This year I returned to the workforce and took on my first full-fledged administrative position. Here, I am often reminded by my superior that this was a simple job. I also heard that my predecessor for my position was often seen watching videos during work hours so how difficult could my job get. In my previous executive roles, I have been just as guilty of belittling the role of an administrative staff. Answering calls, booking meeting rooms and ordering stationery, seriously, how difficult could their job be?
However, this administrative role, which I held, was beyond all that and though the tasks were still considered child's play to them, these tasks were tedious and time-consuming. One of my most arduous tasks involved removing the staples of numerous documents, scanning them and then stapling them again. On top of the daily tasks on hand, I learnt that administrative staffs have the most endless possibilities of ad-hoc tasks. Literally anything could fall under this category, from helping co-workers do tasks that they did not want to do themselves, such as the retrieval of files from the server or scanning of documents to making and serving coffee to the visitors just because the company could not afford a receptionist or coffee lady.

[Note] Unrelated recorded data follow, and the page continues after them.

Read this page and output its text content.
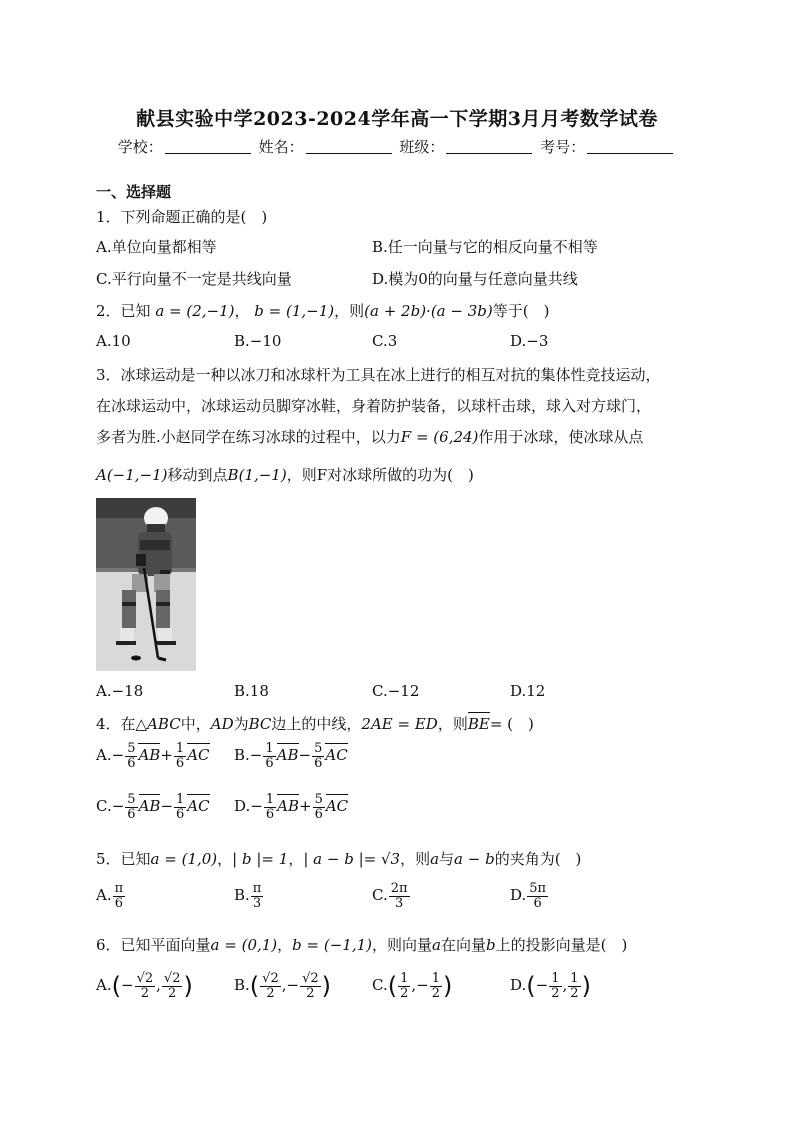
献县实验中学2023-2024学年高一下学期3月月考数学试卷
学校：	姓名：	班级：	考号：
一、选择题
1．下列命题正确的是(　)
A.单位向量都相等	B.任一向量与它的相反向量不相等
C.平行向量不一定是共线向量	D.模为0的向量与任意向量共线
2．已知 a = (2,−1)， b = (1,−1)，则(a + 2b)·(a − 3b)等于(　)
A.10	B.−10	C.3	D.−3
3．冰球运动是一种以冰刀和冰球杆为工具在冰上进行的相互对抗的集体性竞技运动，
在冰球运动中，冰球运动员脚穿冰鞋，身着防护装备，以球杆击球，球入对方球门，
多者为胜.小赵同学在练习冰球的过程中，以力F = (6,24)作用于冰球，使冰球从点
A(−1,−1)移动到点B(1,−1)，则F对冰球所做的功为(　)
A.−18	B.18	C.−12	D.12
4．在△ABC中，AD为BC边上的中线，2AE = ED，则BE= (　)
$A.- \frac{5}{6} AB+ \frac{1}{6}$ AC $B.- \frac{1}{6} AB- \frac{5}{6}$ AC
$C.- \frac{5}{6} AB- \frac{1}{6}$ AC $D.- \frac{1}{6} AB+ \frac{5}{6}$ AC
5．已知a = (1,0)，| b |= 1，| a − b |= √3，则a与a − b的夹角为(　)
A. $\frac{\pi}{6}$	B. $\frac{\pi}{3}$	C. $\frac{2\pi}{3}$	D. $\frac{5\pi}{6}$
6．已知平面向量a = (0,1)，b = (−1,1)，则向量a在向量b上的投影向量是(　)
$A.(- \frac{√2}{2}$ , $\frac{√2}{2}$ )	$B.( \frac{√2}{2}$ ,− $\frac{√2}{2}$ )	$C.( \frac{1}{2}$ ,− $\frac{1}{2}$ )	$D.(- \frac{1}{2}$ , $\frac{1}{2}$ )
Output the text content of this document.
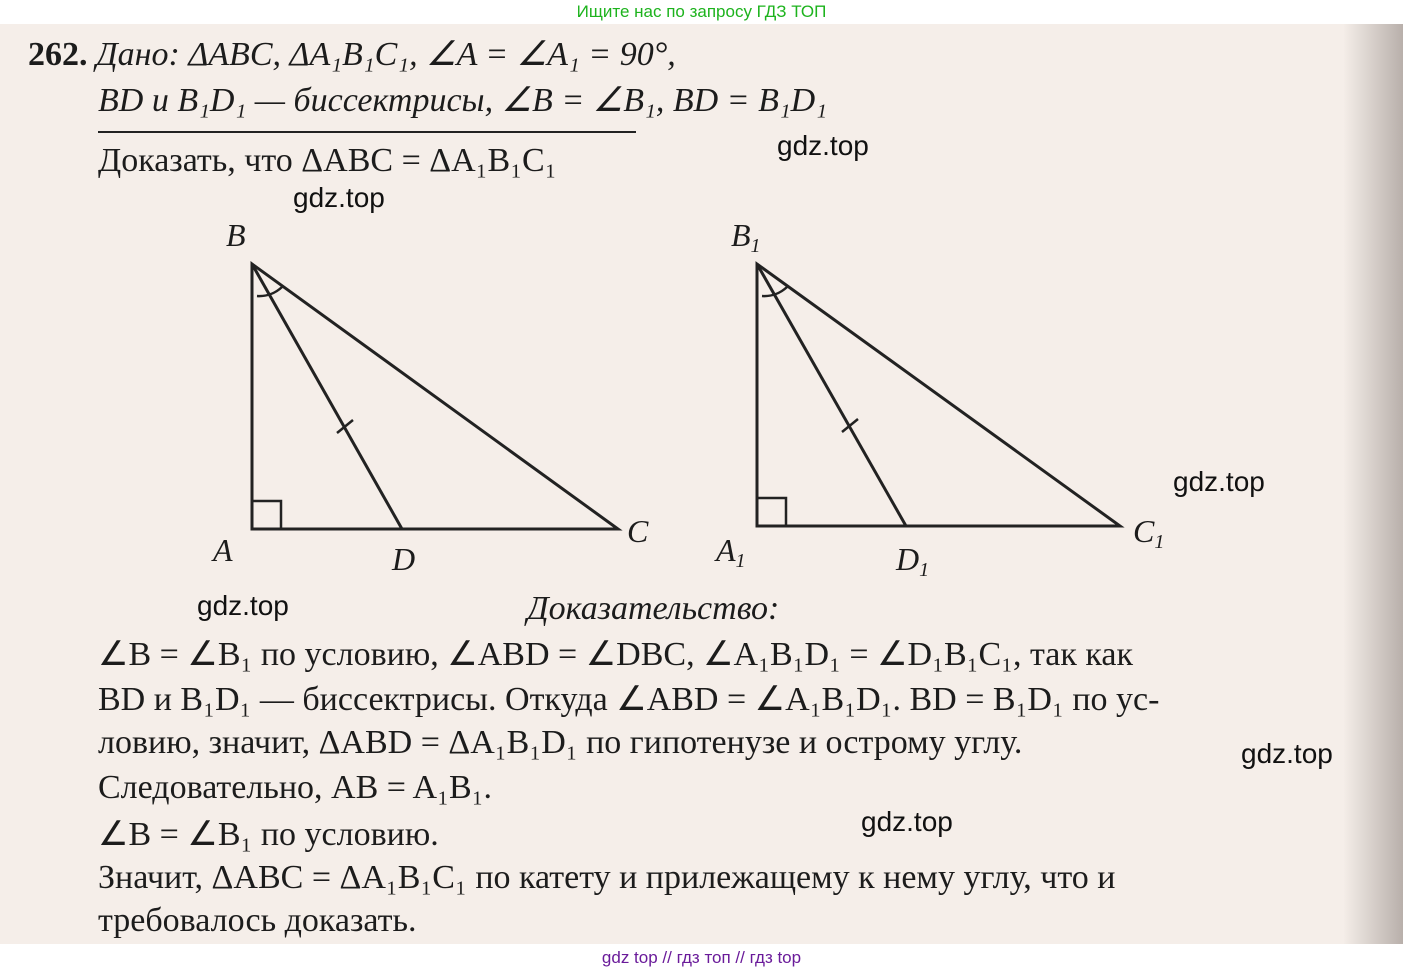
Ищите нас по запросу ГДЗ ТОП
262. Дано: ΔABC, ΔA₁B₁C₁, ∠A = ∠A₁ = 90°,
BD и B₁D₁ — биссектрисы, ∠B = ∠B₁, BD = B₁D₁
Доказать, что ΔABC = ΔA₁B₁C₁
B
A	D
C
B1
A1	D1
C1
Доказательство:
∠B = ∠B₁ по условию, ∠ABD = ∠DBC, ∠A₁B₁D₁ = ∠D₁B₁C₁, так как
BD и B₁D₁ — биссектрисы. Откуда ∠ABD = ∠A₁B₁D₁. BD = B₁D₁ по ус-
ловию, значит, ΔABD = ΔA₁B₁D₁ по гипотенузе и острому углу.
Следовательно, AB = A₁B₁.
∠B = ∠B₁ по условию.
Значит, ΔABC = ΔA₁B₁C₁ по катету и прилежащему к нему углу, что и
требовалось доказать.
gdz.top
gdz.top
gdz.top
gdz.top
gdz.top
gdz.top
gdz top // гдз топ // гдз top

Needless to say, just a few weeks into the job, I was beginning to wonder if this was the right one for me. However, I then decided to give it a chance, thinking maybe I was not used to working yet; after all, I had been out of the workforce for two years as a stay home mother. It did not help that I did not exactly fit in with the rest of the staff there. I believe that I had managed to maintain a cordial relationship with most of the people in the company, unfortunately, I could not say the same for certain characters. I then found myself spiraling into an abyss of darkness and allowed these negative feelings to affect my performance at work. Alarm bells were going off but I continued to stay on because I was determined not to be a quitter.
After spending close to a year in the shoes of an administrative staff, I found myself having nothing but utmost respect for them. People need to shake off that preconceived notion that administrative staff have it easy and are not contributing to the company. I sincerely hope that everyone would treat their current and future administrative staffs with kindness and respect. In order to work effectively as a team, they have to be first treated and made to feel that they belong to the team.
And while this job makes a perfect candidate for being my biggest regret in 2016, it is not. I realized that allowing its negativity to affect me was my greatest regret. If you were to ask me how was my 2016 like? I could only think of my job and how much I loathed it. I had allowed my disdain to consume my entire being and purpose. I had allowed 2016 to just whiz by like that without really enjoying the little moments that truly mattered. However, the silver lining after all these would be the valuable lessons I have gathered from this experience. And if I had not taken up this role, I would have not known what thankless job administrative staffs do. Needless to say, I will be steering clear of administrative roles in the future.